Methods: Data were drawn from 2,176 older Korean Americans (M/SD=73.4/7.97) who were surveyed in five states (CA, NY, TX, HI, and FL) during 2017−2018. Poisson regression model examined predictors of dental visit in the past 12 months, focusing on predisposing variables (age, gender, marital status, education, and region), oral health needs (problems with teeth or gums and self-rated oral health), and enabling variables (dental health insurance, length of stay in the U.S., acculturation, and family network).
Results: More than 21% of the sample reported having a problem with teeth or gums, and over half rated their oral health as either fair or poor. Approximately 71% lacked dental health insurance. The number of dental visits in the past 12 months averaged 1.40 (SD = 1.74), with about 38% having no dental visits at all. Multivariate analyses showed that higher levels of education, the presence of a problem with teeth or gums, dental health insurance coverage, longer length of stay in the U.S., and larger family networks were associated with 1.01 to 1.35 times higher number of dental visits.
Conclusions and Implications: Supporting the proposed hypotheses, our analyses showed significant contributions of dental insurance coverage, length of stay in the U.S., and family network in predicting dental service use.

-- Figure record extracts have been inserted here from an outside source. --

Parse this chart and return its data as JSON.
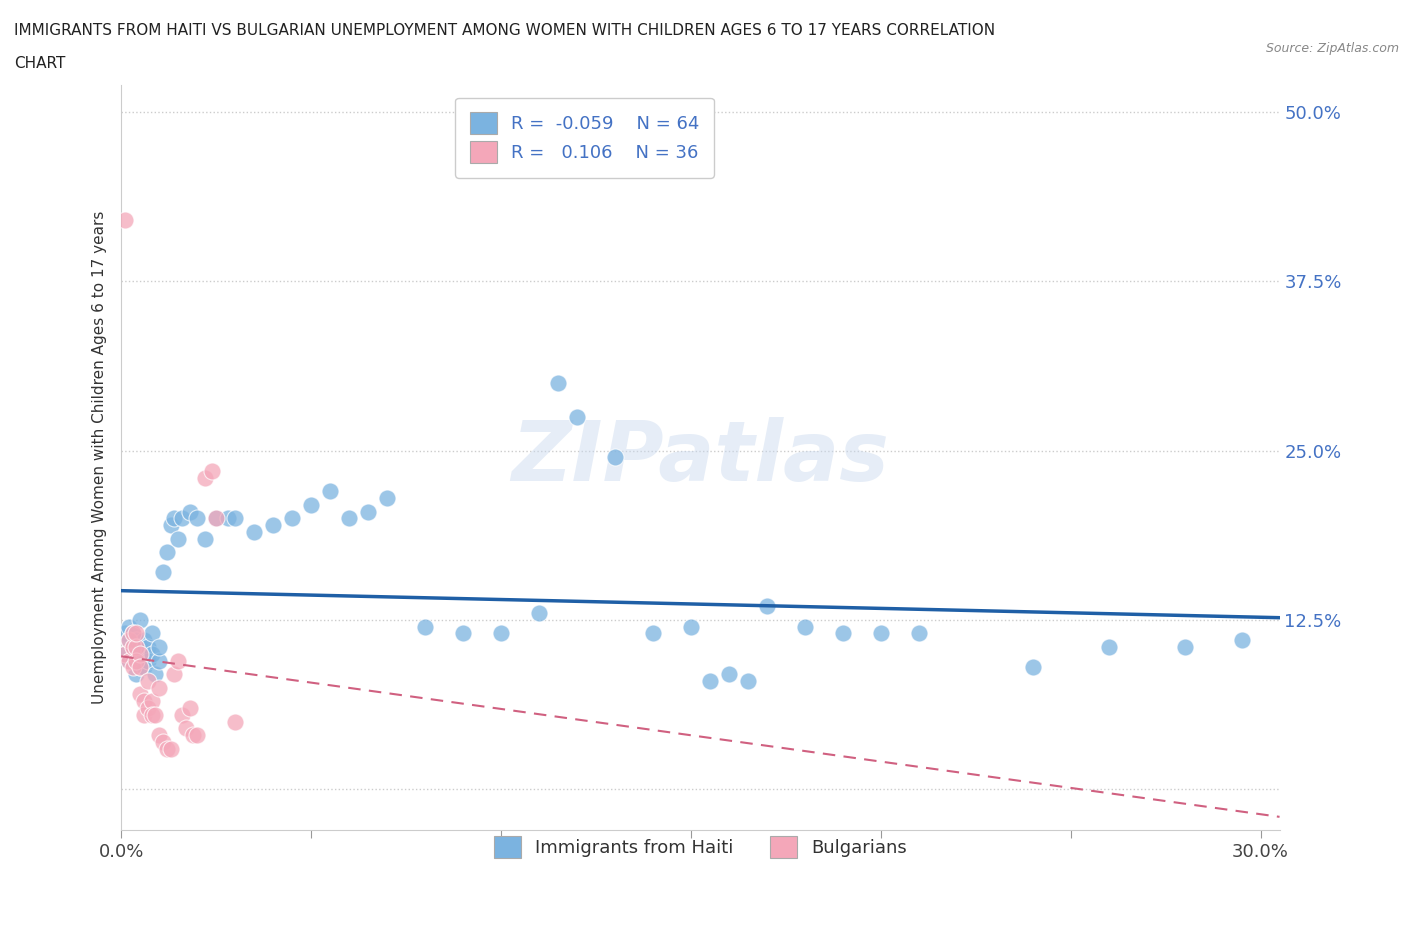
{
  "title_line1": "IMMIGRANTS FROM HAITI VS BULGARIAN UNEMPLOYMENT AMONG WOMEN WITH CHILDREN AGES 6 TO 17 YEARS CORRELATION",
  "title_line2": "CHART",
  "source_text": "Source: ZipAtlas.com",
  "ylabel": "Unemployment Among Women with Children Ages 6 to 17 years",
  "xlim": [
    0.0,
    0.305
  ],
  "ylim": [
    -0.03,
    0.52
  ],
  "yticks": [
    0.0,
    0.125,
    0.25,
    0.375,
    0.5
  ],
  "ytick_labels": [
    "",
    "12.5%",
    "25.0%",
    "37.5%",
    "50.0%"
  ],
  "xticks": [
    0.0,
    0.05,
    0.1,
    0.15,
    0.2,
    0.25,
    0.3
  ],
  "xtick_labels": [
    "0.0%",
    "",
    "",
    "",
    "",
    "",
    "30.0%"
  ],
  "haiti_color": "#7bb3e0",
  "haiti_edge": "#5a9fd4",
  "bulgarian_color": "#f4a7b9",
  "bulgarian_edge": "#e08090",
  "haiti_line_color": "#1f5fa6",
  "bulgarian_line_color": "#d06080",
  "haiti_R": -0.059,
  "haiti_N": 64,
  "bulgarian_R": 0.106,
  "bulgarian_N": 36,
  "legend_label_haiti": "Immigrants from Haiti",
  "legend_label_bulgarian": "Bulgarians",
  "watermark": "ZIPatlas",
  "haiti_x": [
    0.001,
    0.001,
    0.002,
    0.002,
    0.002,
    0.003,
    0.003,
    0.003,
    0.004,
    0.004,
    0.004,
    0.005,
    0.005,
    0.005,
    0.006,
    0.006,
    0.007,
    0.007,
    0.008,
    0.008,
    0.009,
    0.01,
    0.01,
    0.011,
    0.012,
    0.013,
    0.014,
    0.015,
    0.016,
    0.018,
    0.02,
    0.022,
    0.025,
    0.028,
    0.03,
    0.035,
    0.04,
    0.045,
    0.05,
    0.055,
    0.06,
    0.065,
    0.07,
    0.08,
    0.09,
    0.1,
    0.11,
    0.115,
    0.12,
    0.13,
    0.14,
    0.15,
    0.155,
    0.16,
    0.165,
    0.17,
    0.18,
    0.19,
    0.2,
    0.21,
    0.24,
    0.26,
    0.28,
    0.295
  ],
  "haiti_y": [
    0.115,
    0.1,
    0.095,
    0.11,
    0.12,
    0.105,
    0.115,
    0.095,
    0.1,
    0.11,
    0.085,
    0.09,
    0.105,
    0.125,
    0.11,
    0.09,
    0.105,
    0.095,
    0.115,
    0.1,
    0.085,
    0.095,
    0.105,
    0.16,
    0.175,
    0.195,
    0.2,
    0.185,
    0.2,
    0.205,
    0.2,
    0.185,
    0.2,
    0.2,
    0.2,
    0.19,
    0.195,
    0.2,
    0.21,
    0.22,
    0.2,
    0.205,
    0.215,
    0.12,
    0.115,
    0.115,
    0.13,
    0.3,
    0.275,
    0.245,
    0.115,
    0.12,
    0.08,
    0.085,
    0.08,
    0.135,
    0.12,
    0.115,
    0.115,
    0.115,
    0.09,
    0.105,
    0.105,
    0.11
  ],
  "bulgarian_x": [
    0.001,
    0.001,
    0.002,
    0.002,
    0.003,
    0.003,
    0.003,
    0.004,
    0.004,
    0.004,
    0.005,
    0.005,
    0.005,
    0.006,
    0.006,
    0.007,
    0.007,
    0.008,
    0.008,
    0.009,
    0.01,
    0.01,
    0.011,
    0.012,
    0.013,
    0.014,
    0.015,
    0.016,
    0.017,
    0.018,
    0.019,
    0.02,
    0.022,
    0.024,
    0.025,
    0.03
  ],
  "bulgarian_y": [
    0.42,
    0.1,
    0.11,
    0.095,
    0.105,
    0.09,
    0.115,
    0.105,
    0.115,
    0.095,
    0.1,
    0.09,
    0.07,
    0.065,
    0.055,
    0.08,
    0.06,
    0.065,
    0.055,
    0.055,
    0.04,
    0.075,
    0.035,
    0.03,
    0.03,
    0.085,
    0.095,
    0.055,
    0.045,
    0.06,
    0.04,
    0.04,
    0.23,
    0.235,
    0.2,
    0.05
  ]
}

The findings not only confirmed the critical role of dental health insurance as a service enabler but also highlighted the importance of considering older ethnic immigrants’ oral health and dental care from the perspectives of culture and family. Interventions to promote older ethnic immigrants’ dental service use should target those who are in an early stage of immigration and who lack dental health insurance, and should incorporate family components.